74 Nicolas-Joseph Dabert (1811-1901) fut évêque de Périgueux de 1863 à sa mort.
75 Il s’agit d’Étienne Granet (1849-1936), qui dirigea la préfecture de la Vienne de septembre 1879 à juin 1880, date à laquelle il devint directeur de cabinet du ministre de l’Intérieur, Ernest Constans.

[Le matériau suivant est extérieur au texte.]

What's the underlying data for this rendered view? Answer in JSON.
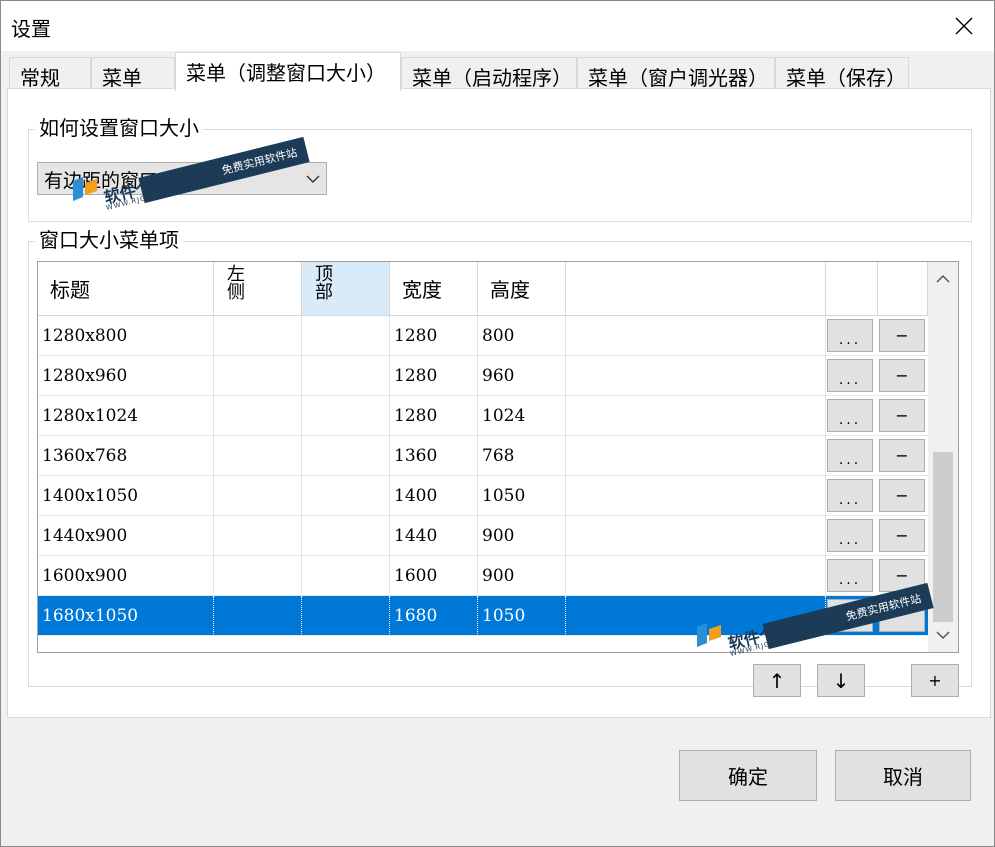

76 Originaire du Poitou, Emmanuel de Briey avait été ordonné à Poitiers en 1853 et fut nommé en 1864 chanoine du diocèse par Mgr Pie qui le recommanda pour l’épiscopat. Il lui revint de le sacrer dans sa cathédrale le 9 mai 1880. Dans le discours qu’il prononça à cette occasion, le cardinal laissa s’exprimer son indignation face à la politique anticléricale du gouvernement de Charles de Freycinet.
77 Lc, xix, 1-10.
78 Curé de Saint-Étienne-du-Mont de 1872 à 1889, Joseph Perdrau (1820-1906) fut nommé chanoine honoraire de Paris et de Versailles en 1889. Sa sœur, Pauline Perdrau, avait réalisé en 1844, alors qu’elle était postulante chez les Dames du Sacré-Cœur à Rome, la fresque miraculeuse Mater admirabilis, qui orne l’une des chapelles de l’église de la Trinité-des-Monts et devant laquelle Pie IX aimait se recueillir. Tous deux étaient des amis intimes de Mgr Gay.
79 Le cardinal Pie effectua son dernier voyage à Rome du 23 mars au 26 avril 1880. C’est là qu’il apprit la publication des décrets du 29 mars 1880 qui expulsaient de France les jésuites et les congrégations religieuses non autorisées. Il aida Léon xiii à préparer l’énergique réponse que le pape adressa au gouvernement français. Voir Baunard L., Histoire du cardinal Pie…, op. cit., t. 2, p. 696-701.